Injustement boudé pour le public avec “The Witch”, Robert Eggers revient sur le thème d’un drame psychologique. L’accréditation à la catégorie épouvante-horreur pourrait en dérouter plus d’un, alors que la marque de fabrique de l’ancien chef décorateur de théâtre commence à s’inscrire dans le film d'auteur. Il faut tenter l’expérience, car elle se veut exclusivement sensorielle. Et pour ce faire, rien de plus souhaitable d’une salle de cinéma, nous confinant au fond de notre siège, à l’image de deux marins, isolé sur un rocher atypique. Le cinéaste porte un gros coup sur sa deuxième réalisation, grâce à la maîtrise du décor et de la photographie. Il emprunte énormément au style d’une époque reculée. Nous nous y croyons, nous sommes spirituellement transportés sur une île de la tentation, sans mauvais jeu de mots. De l’image choquante au voyage hypnotique d’un duo efficace, Eggers finit par pêcher la perle rare afin de nous glisser dans son filet qu’on ne verra pas venir.


Le mode d’emploi suggère donc des protagonistes limités en nombre, mais de qualité. Willem Dafoe, que l’on ne présente plus, reste aussi solide dans un jeu de folie, malgré une certaine retenue dans l’expression faciale et c’est un nouvel atout pour cet homme. Quant à Robert Pattinson, il est le jeunot de service dans un récit qui étire, tord et mâchouille son mystère en long et en large. Cependant, il faut lui reconnaître une ascension évidente depuis quelques années, une fois qu’il a pu donner de nouvelles couleurs à son épiderme. Ironiquement, le film est en noir et blanc, renforçant ainsi les ombres et les expressions fermées des acteurs. De même, le cadre en presque 1:1 (1.19:1 pour être exact) nous renvoie à la transition du cinéma muet et parlant. On joue alors sur ces détails esthétiques et techniques afin d’alimenter le ton de folie que boivent jour après jour ces matelots d’infortune. En serrant le cadre et en limitant les distractions de couleurs vivent, la majorité du travail est accomplie.
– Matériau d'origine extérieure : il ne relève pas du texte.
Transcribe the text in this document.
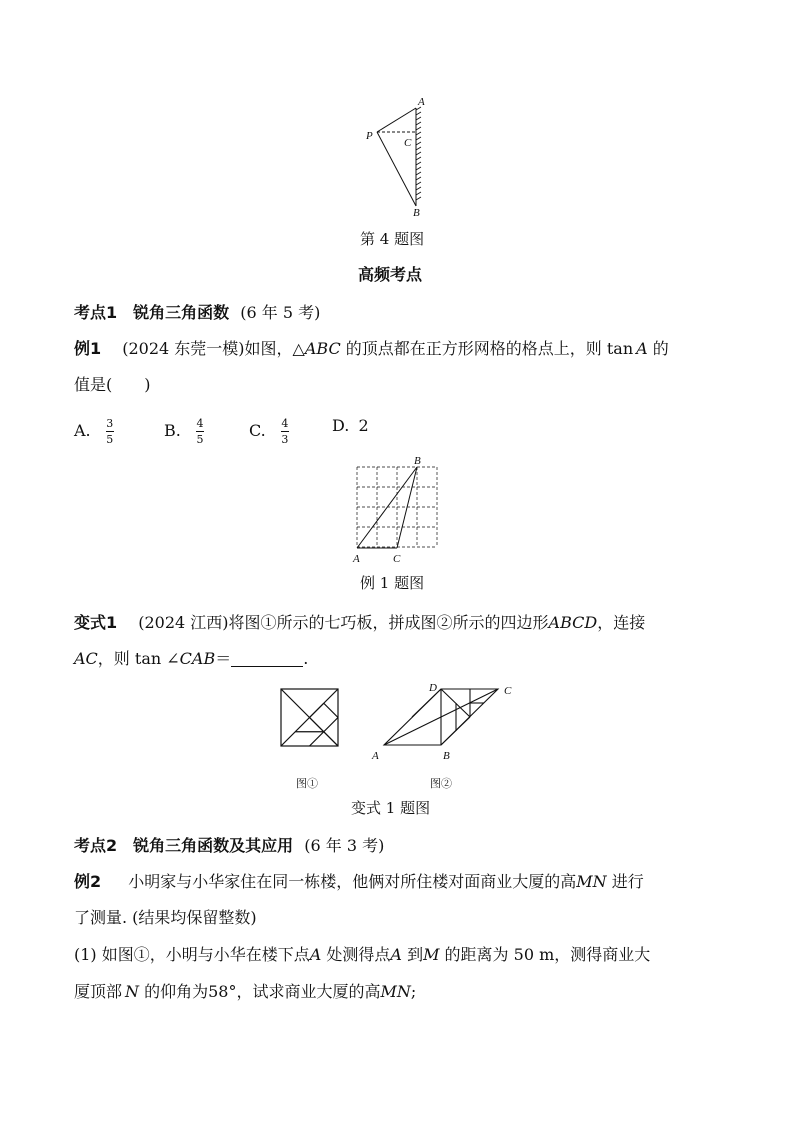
A
P
C
B
第 4 题图
高频考点
考点1　锐角三角函数 (6 年 5 考)
例1 (2024 东莞一模)如图，△ABC 的顶点都在正方形网格的格点上，则 tan A 的
值是(　　)
A. $\frac{3}{5}$	B. $\frac{4}{5}$	C. $\frac{4}{3}$	D. 2
A
B
C
例 1 题图
变式1 (2024 江西)将图①所示的七巧板，拼成图②所示的四边形ABCD，连接
AC，则 tan ∠CAB＝	.
图①
A	B
C
D
图②
变式 1 题图
考点2　锐角三角函数及其应用 (6 年 3 考)
例2 小明家与小华家住在同一栋楼，他俩对所住楼对面商业大厦的高MN 进行
了测量. (结果均保留整数)
(1) 如图①，小明与小华在楼下点A 处测得点A 到M 的距离为 50 m，测得商业大
厦顶部 N 的仰角为58°，试求商业大厦的高MN;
Le film n’hésite donc pas à user d’influences pour renouveler cette spirale hallucinatoire, car nous finissons par perdre le fil, jusqu’à ce qu’un éclairci dévoile ce qu’il est nécessaire de comprendre au sens le plus large possible. À aucun moment, l’œuvre est franche avec le spectateur, car il cherche à lui insuffler des émotions contradictoires, le laissant ainsi dans une position délicate sur une fine frontière entre le réel et l’imaginaire. Et cela fonctionne si bien grâce aux décors et une photographie impeccable, ce n’est pas à négliger. Le fantastique prend ainsi place avec une brutalité déconcertante. Ajoutons à cela des dialogues, voire des monologues tantôt crus, inspiré d’un vocabulaire authentique, tantôt Shakespearien, armant ainsi les personnages qui peuvent confronter leur passé ou leur mensonge...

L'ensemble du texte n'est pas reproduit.